In 1956, she held her first exhibition, in Switzerland, met Swiss sculptor Jean Tinguely, who was married at that time to artist Eva Aeppli, and attempted her first large-scale sculpture.

In 1960, having separated from Harry Mathews and her children, Niki moved in with Jean Tinguely and began a period of extraordinary creativity.

Her ‘tirs’ were a series of works in which she created montages of objects, usually sprayed white, and then shot them with a rifle to explode pockets of paint, or break balloons full of paint hanging in front of them.

The actual shooting often took place in public as an artistic installation or ‘happening’ in its own right – performance art. These ‘tirs’ attracted enormous attention, and she was quick to exploit the interest by wearing a well-fitting white pantsuit while wielding a gun.

In 1964, she began her famous ‘Nanas’ (French slang for ‘woman’) series of sculptures of women. Brightly coloured, fantastical, with large breasts, stomachs and bottoms, and often with black skin, these sculptures explored the way women are objectified in the modern world.

She documented her artistic progress in diaries, books, drawings, photographs and films, which today belong to the Niki Charitable Art Foundation in California that she created. Her granddaughter Bloum Cardenas said: “She was very specific about it, so I feel that I’m carrying on her work. I loved her, she was my role model and I want everyone to love her as much as I did.”

Her biographer, Catherine Francblin said preserving women’s legacies is vital. “Niki de Saint Phalle was way ahead of her time, so people didn’t really understand her art.

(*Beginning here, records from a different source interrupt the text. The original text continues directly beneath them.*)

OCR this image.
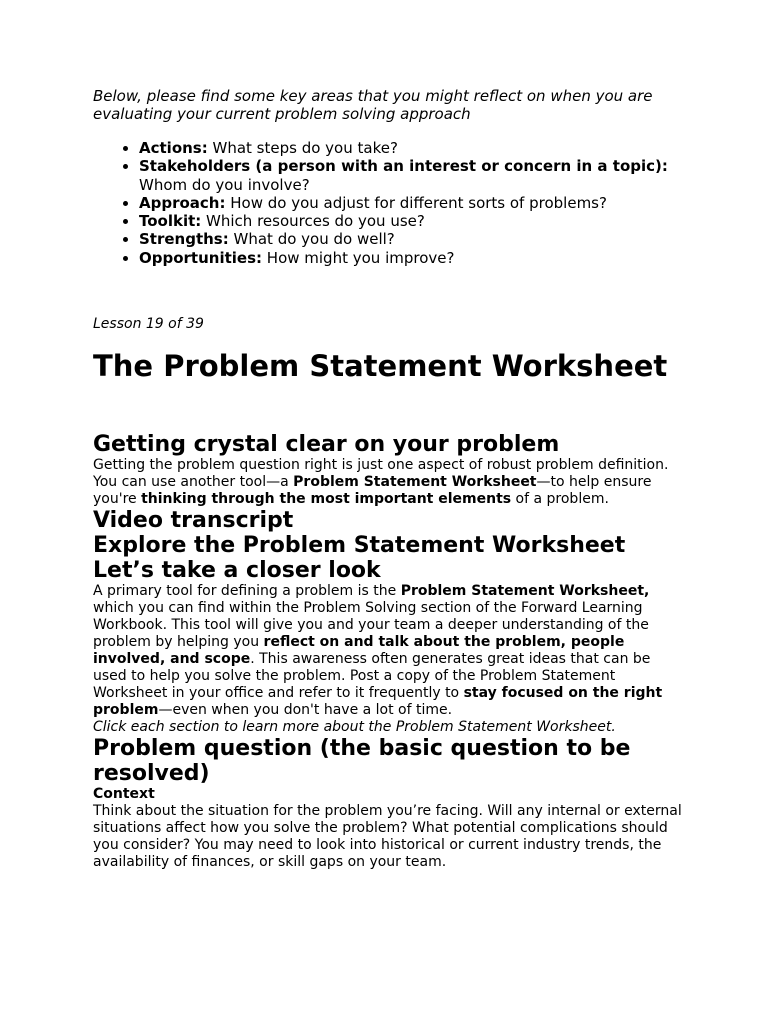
Below, please find some key areas that you might reflect on when you are evaluating your current problem solving approach

• Actions: What steps do you take?
• Stakeholders (a person with an interest or concern in a topic): Whom do you involve?
• Approach: How do you adjust for different sorts of problems?
• Toolkit: Which resources do you use?
• Strengths: What do you do well?
• Opportunities: How might you improve?

Lesson 19 of 39

The Problem Statement Worksheet
Getting crystal clear on your problem

Getting the problem question right is just one aspect of robust problem definition. You can use another tool—a Problem Statement Worksheet—to help ensure you're thinking through the most important elements of a problem.

Video transcript
Explore the Problem Statement Worksheet
Let’s take a closer look

A primary tool for defining a problem is the Problem Statement Worksheet, which you can find within the Problem Solving section of the Forward Learning Workbook. This tool will give you and your team a deeper understanding of the problem by helping you reflect on and talk about the problem, people involved, and scope. This awareness often generates great ideas that can be used to help you solve the problem. Post a copy of the Problem Statement Worksheet in your office and refer to it frequently to stay focused on the right problem—even when you don't have a lot of time.

Click each section to learn more about the Problem Statement Worksheet.

Problem question (the basic question to be resolved)
Context

Think about the situation for the problem you’re facing. Will any internal or external situations affect how you solve the problem? What potential complications should you consider? You may need to look into historical or current industry trends, the availability of finances, or skill gaps on your team.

“She was one of those rare women who seized liberty, who had the courage to dare to sculpt. And even more exceptionally, she wanted her work to attract attention. Her American side gave her courage to be different, to be spectacular.”

De Saint Phalle guarded her artistic creativity jealously, raising money to finance her own work rather than replying on grants or commissions. “She funded her Tarot Garden in Tuscany entirely herself. As a result, French institutions didn’t approve of her or her work.”

An exception was Pontus Hultén, the director of the Modern Museum in Stockholm and later the Pompidou Centre, who invited her to exhibit, and acquired her work.

Ms Cardenas says her grandmother was constantly creating. “She wasn’t limited by form, she was force of nature.

“She had amazing strength, and a lot to say, and she found ways to express herself when words wouldn’t suffice.

“She loved to collaborate, and was generous with other artists. She treated them like an artistic family. She wrote a journal, and even when on the phone, she was often drawing at the same time.

“Niki just told her story in her way.”